The first of five general elections in the Caribbean Community is set to be held in Guyana next Monday, March 2, with the governing multiracial coalition pitting itself for a second five year term against an Indo-led main opposition party as both fight to control oil revenues that could make the country one of the richest in the hemisphere in less than a decade.
Voters will go to the polls in what is considered as the mother of all elections since independence from Britain in 1966. Critics say that whichever outfit wins this one will likely control the nation for decades to come as oil the country has discovered could lead to earnings of up to $5 billion in revenues by as early as 2025.

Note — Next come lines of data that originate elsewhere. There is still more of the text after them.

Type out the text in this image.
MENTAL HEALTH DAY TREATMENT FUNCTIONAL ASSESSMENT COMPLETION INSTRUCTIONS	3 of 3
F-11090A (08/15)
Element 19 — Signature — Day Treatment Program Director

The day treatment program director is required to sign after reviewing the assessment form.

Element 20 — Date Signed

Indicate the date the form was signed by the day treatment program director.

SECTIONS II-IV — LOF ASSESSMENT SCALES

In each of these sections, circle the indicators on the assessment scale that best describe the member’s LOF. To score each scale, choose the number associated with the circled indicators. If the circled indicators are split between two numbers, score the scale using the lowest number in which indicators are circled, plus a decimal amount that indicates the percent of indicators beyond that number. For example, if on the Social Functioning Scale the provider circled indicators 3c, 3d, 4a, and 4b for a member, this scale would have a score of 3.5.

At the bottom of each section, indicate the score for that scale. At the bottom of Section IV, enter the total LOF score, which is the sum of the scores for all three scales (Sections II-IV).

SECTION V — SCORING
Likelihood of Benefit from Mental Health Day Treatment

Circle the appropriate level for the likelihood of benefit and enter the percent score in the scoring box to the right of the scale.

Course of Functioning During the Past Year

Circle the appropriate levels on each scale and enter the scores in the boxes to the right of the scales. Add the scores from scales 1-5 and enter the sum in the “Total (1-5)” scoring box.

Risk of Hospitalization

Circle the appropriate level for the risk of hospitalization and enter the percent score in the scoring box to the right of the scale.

A consortium led by American mega player ExxonMobil began actual oil production in late December, less than five years after telling the world that the Guyana-Suriname Basin had contained billions of oil and gas deposits. Latest official estimates have already placed reserves at more than eight billion after discovering 16 wells so far. Just last week, Guyanese and Exxon officials made much of the fact that the country had sold its own first million barrels of oil to international markets as part of a sharing agreement with the consortium. Projected revenues from four more shipments of similar amounts are expected to be about $300 million for the year and rising as daily production and sales increase.
As Pres. David Granger and main opposition candidate Irfaan Ali of the People’s Progressive Party (PPP) step up campaigning with less than a week left, there are major concerns among international observers and the two major parties about the number of eligible elections on the voters list. In all nine parties met the criteria to contest the elections for the 65 seats in the single chamber parliament.
The national population is estimated at no more than 780,000 yet the official scroll has more than 661,000 people on it. Critics say this is a recipe for confusion as it could open the door to voter padding and rigging. The parties point to the fact that the national school population of children under 18 is about 260,000, meaning that persons as young as eight graders could theoretically be eligible to vote if you are to go by the list put out by the elections commission.
Meanwhile, a slew of international observers from the region––the Commonwealth, the Jimmy Carter Center out of Atlanta and the Organization of American States among others––will have their work cut out monitoring activity as thousands of ballots could be left unused and could be abused by overzealous officials. In the 2015 elections that pushed out the PPP after 23 consecutive years, the final voters list was 585,727 with 416,000 people actually casting votes.
And once the Guyana elections are done and dusted, attention will turn to neighboring Suriname as it votes on May 25 for a new government. The others on schedule for the remainder of the year are St. Kitts, St. Vincent, Trinidad and Belize. The Dominican Republic is also due to vote this year.